Compliance und die Rolle des Compliance Managers

Der Begriff Compliance kennt viele Definitionen. Gemeint ist damit die Summe aller organisatorischen Maßnahmen, welche die dokumentierte Sicherstellung der Einhaltung aller für das Unternehmen relevanten Vorschriften gewährleistet. Davon sind sowohl zwingende Rechtsvorschriften betroffen, als auch solche, die das Unternehmen freiwillig aufstellt.

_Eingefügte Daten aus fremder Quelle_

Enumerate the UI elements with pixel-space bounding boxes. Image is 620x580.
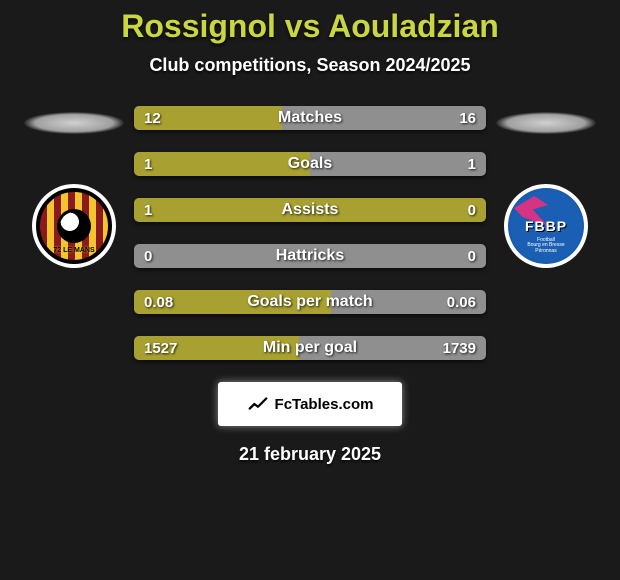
stat-right-value: 0: [468, 244, 476, 268]
ellipse-shadow-right: [496, 112, 596, 134]
soccer-ball-icon: [57, 209, 91, 243]
stat-bar: 0.08Goals per match0.06: [134, 290, 486, 314]
stat-bar: 1Assists0: [134, 198, 486, 222]
date-label: 21 february 2025: [239, 444, 381, 465]
team-logo-left-inner: 72 LE MANS: [36, 188, 112, 264]
stat-label: Goals per match: [134, 290, 486, 314]
source-text: FcTables.com: [275, 396, 374, 413]
team-sub-right: Football Bourg en Bresse Péronnas: [508, 238, 584, 255]
comparison-card: Rossignol vs Aouladzian Club competition…: [0, 0, 620, 580]
stat-label: Min per goal: [134, 336, 486, 360]
main-row: 72 LE MANS 12Matches161Goals11Assists00H…: [0, 106, 620, 360]
team-logo-left-label: 72 LE MANS: [40, 247, 108, 254]
stat-bars: 12Matches161Goals11Assists00Hattricks00.…: [134, 106, 486, 360]
team-logo-right-inner: FBBP Football Bourg en Bresse Péronnas: [508, 188, 584, 264]
team-badge-number: 72: [53, 247, 61, 254]
ellipse-shadow-left: [24, 112, 124, 134]
stat-right-value: 1739: [443, 336, 476, 360]
stat-right-value: 0.06: [447, 290, 476, 314]
chart-icon: [247, 393, 269, 415]
stat-bar: 12Matches16: [134, 106, 486, 130]
team-logo-left[interactable]: 72 LE MANS: [32, 184, 116, 268]
team-short-name-right: FBBP: [525, 218, 567, 234]
left-team-col: 72 LE MANS: [14, 106, 134, 268]
team-sub-line3: Péronnas: [508, 249, 584, 255]
page-subtitle: Club competitions, Season 2024/2025: [149, 55, 470, 76]
right-team-col: FBBP Football Bourg en Bresse Péronnas: [486, 106, 606, 268]
stat-bar: 1527Min per goal1739: [134, 336, 486, 360]
stat-label: Matches: [134, 106, 486, 130]
stat-label: Goals: [134, 152, 486, 176]
source-link[interactable]: FcTables.com: [218, 382, 402, 426]
stat-bar: 0Hattricks0: [134, 244, 486, 268]
team-logo-right[interactable]: FBBP Football Bourg en Bresse Péronnas: [504, 184, 588, 268]
stat-right-value: 0: [468, 198, 476, 222]
page-title: Rossignol vs Aouladzian: [121, 8, 499, 45]
stat-right-value: 16: [459, 106, 476, 130]
stat-right-value: 1: [468, 152, 476, 176]
stat-label: Assists: [134, 198, 486, 222]
stat-label: Hattricks: [134, 244, 486, 268]
stat-bar: 1Goals1: [134, 152, 486, 176]
team-short-name-left: LE MANS: [63, 247, 95, 254]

Im deutschen Recht besteht keine ausdrückliche gesetzliche Pflicht zur Compliance. Lediglich Unternehmen der Finanzwirtschaft sind gem. § 32 Wertpapierhandelsgesetz zur Einrichtung einer Compliance-Organisation verpflichtet. Aus der Sorgfaltspflicht gem. § 76 Abs. 1, 93 Abs. 1 AktG ergibt sich jedoch eine Legalitätspflicht des Vorstands zur Einhaltung der Gesetze bei der Erfüllung seiner Pflichten im internen und externen Pflichtenkreis. Die Compliance-Verantwortung liegt bei der Gesamtgeschäftsführung, also beim Vorstand einer AG oder den Geschäftsführern einer GmbH. Um die Anforderungen an ein geeignetes Compliance System zu erfüllen, werden vermehrt Compliance Manager eingestellt, denen ein Teil der Compliance-Verantwortung übertragen wird. Die Auslagerung der Verantwortung hat ebenfalls eine Abwälzung des Haftungsrisikos zur Folge.

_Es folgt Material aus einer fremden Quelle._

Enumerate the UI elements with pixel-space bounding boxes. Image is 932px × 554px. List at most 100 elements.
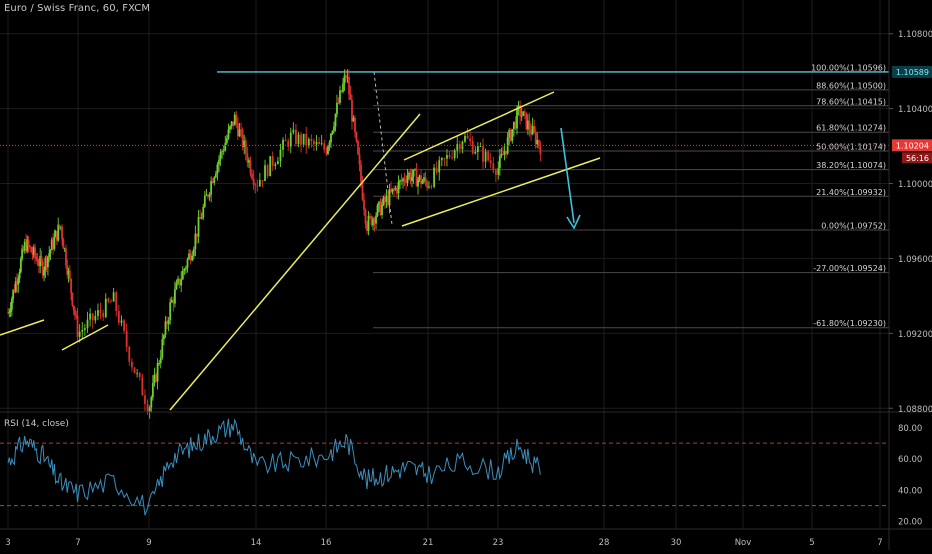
candle-body: [428, 186, 430, 188]
candle-body: [175, 283, 178, 290]
rsi-tick-label: 40.00: [898, 486, 922, 496]
candle-body: [12, 289, 15, 299]
candle-body: [307, 138, 310, 146]
candle-body: [194, 233, 197, 249]
candle-body: [200, 217, 203, 219]
fib-level-label: 38.20%(1.10074): [816, 161, 886, 170]
candle-body: [388, 189, 391, 206]
candle-body: [61, 226, 63, 240]
candle-body: [22, 248, 25, 251]
candle-body: [430, 186, 433, 188]
trendline: [0, 319, 45, 336]
candle-body: [516, 108, 518, 129]
candle-body: [261, 180, 264, 182]
time-axis[interactable]: 3 7 9 14 16 21 23 28 30 Nov 5 7: [5, 538, 882, 548]
candle-body: [211, 180, 214, 183]
time-tick-label: 5: [809, 538, 814, 548]
candle-body: [183, 269, 186, 271]
candle-body: [32, 247, 35, 255]
candle-body: [49, 249, 52, 254]
candle-body: [527, 120, 529, 130]
candle-body: [375, 215, 377, 224]
candle-body: [83, 328, 86, 330]
fib-price-tag: [892, 65, 932, 78]
candle-body: [66, 265, 69, 275]
time-tick-label: 21: [423, 538, 434, 548]
candle-body: [199, 217, 202, 219]
candle-body: [104, 298, 107, 318]
candle-body: [246, 153, 249, 163]
current-price-tag: [892, 139, 932, 152]
candle-body: [292, 129, 295, 133]
price-axis[interactable]: 1.10800 1.10400 1.10000 1.09600 1.09200 1.088…: [889, 30, 932, 415]
time-tick-label: 16: [321, 538, 332, 548]
candle-body: [394, 187, 397, 190]
candle-body: [235, 114, 238, 124]
countdown-tag: [902, 152, 932, 164]
candle-body: [497, 168, 500, 175]
candle-body: [196, 233, 198, 237]
candle-body: [144, 395, 146, 404]
candle-body: [271, 156, 274, 166]
candle-body: [177, 278, 179, 284]
candle-body: [227, 129, 230, 139]
candle-body: [94, 315, 97, 321]
candle-body: [414, 169, 416, 171]
candle-body: [508, 130, 511, 138]
candlestick-series[interactable]: [0, 69, 889, 419]
candle-body: [448, 155, 451, 158]
fib-level-label: 50.00%(1.10174): [816, 142, 886, 151]
candle-body: [456, 144, 459, 151]
candle-body: [511, 129, 514, 141]
candle-body: [117, 311, 120, 323]
candle-body: [390, 189, 392, 192]
candle-body: [219, 151, 222, 160]
trendline-drawings[interactable]: [0, 91, 601, 411]
candle-body: [48, 253, 51, 257]
candle-body: [243, 140, 246, 148]
candle-body: [514, 121, 517, 129]
candle-body: [440, 158, 443, 161]
candle-body: [38, 264, 40, 266]
time-tick-label: 9: [146, 538, 151, 548]
candle-body: [337, 102, 340, 104]
candle-body: [74, 309, 76, 316]
candle-body: [492, 163, 495, 171]
candle-body: [45, 258, 48, 268]
candle-body: [482, 146, 484, 162]
candle-body: [192, 248, 195, 256]
candle-body: [252, 178, 255, 185]
candle-body: [153, 374, 156, 384]
candle-body: [358, 154, 361, 165]
candle-body: [166, 321, 168, 325]
fibonacci-retracement[interactable]: 100.00%(1.10596) 88.60%(1.10500) 78.60%(1.…: [217, 63, 932, 329]
candle-body: [76, 315, 79, 337]
candle-body: [469, 138, 472, 142]
rsi-pane[interactable]: [0, 418, 889, 516]
candle-body: [349, 94, 352, 101]
candle-body: [229, 126, 231, 130]
candle-body: [318, 142, 320, 145]
candle-body: [466, 135, 469, 139]
candle-body: [355, 132, 358, 142]
candle-body: [458, 144, 461, 150]
candle-body: [357, 141, 359, 155]
candle-body: [373, 218, 376, 224]
candle-body: [343, 75, 346, 84]
candle-body: [415, 169, 418, 187]
trendline: [61, 324, 109, 351]
candle-body: [305, 133, 308, 146]
candle-body: [345, 75, 347, 78]
rsi-tick-label: 20.00: [898, 518, 922, 528]
candle-body: [512, 121, 515, 130]
candle-body: [443, 158, 446, 159]
candle-body: [75, 315, 78, 317]
trendline: [169, 113, 421, 411]
rsi-axis[interactable]: 80.00 60.00 40.00 20.00: [898, 424, 922, 528]
candle-body: [411, 176, 413, 182]
candle-body: [221, 151, 224, 153]
candle-body: [34, 247, 36, 257]
candle-body: [372, 218, 374, 226]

Der Compliance Manager ist für die Einführung, Weiterentwicklung, Überwachung und Dokumentation des Compliance Management Systems zuständig. Er unterstützt und berät die Geschäftsleitung in allen Compliance-relevanten Fragen und erstattet regelmäßig Bericht über entsprechende unternehmensinterne Vorkommnisse, Verstöße gegen Compliance-Regeln sowie rechtliche Veränderungen. Zu seinen Aufgaben gehört ebenso das Schulen und Informieren der Mitarbeiter. Er verfügt jedoch nicht über eine Weisungsbefugnis oder Anordnungskompetenz. Die Entscheidungsbefugnis liegt nach wie vor bei der Unternehmensleitung.

Das BSR-Urteil

Der BGH entschied im BSR-Urteil über einen Leiter der Rechtsabteilung und der Innenrevision der Berliner Stadtreinigungsbetriebe, welcher einen Rechnungsfehler bewusst weiterführte, sodass von den Anlegern überhöhte Gebühren verlangt wurden. Er unterrichtete weder den Vorstand noch den Aufsichtsrat über diesen Fehler, obwohl dies zwingend notwendig gewesen wäre. Aufgrund seiner Stellung im Unternehmen bejahte der BGH eine strafrechtliche Garantenpflicht, die eine Strafbarkeit wegen Unterlassen der Aufdeckung von Straftaten begründet und verurteilte ihn wegen Beihilfe zum Betrug durch Unterlassen. Er betonte anschließend, dass auch Compliance Manager regelmäßig eine Garantenpflicht i. S. d. § 13 Abs. 1 StGB zur Verhinderung von Straftaten von Unternehmensangehörigen trifft, soweit diese im Zusammenhang mit der Unternehmenstätigkeit stehen. Das sei die „notwendige Kehrseite“ der vom Compliance Manager übernommenen Pflicht zur Verhinderung von Straftaten. In der Literatur wurde diese Aussage kritisch diskutiert, denn in erster Linie trifft den Compliance Manager die Verantwortung für ein funktionsfähiges Compliance System.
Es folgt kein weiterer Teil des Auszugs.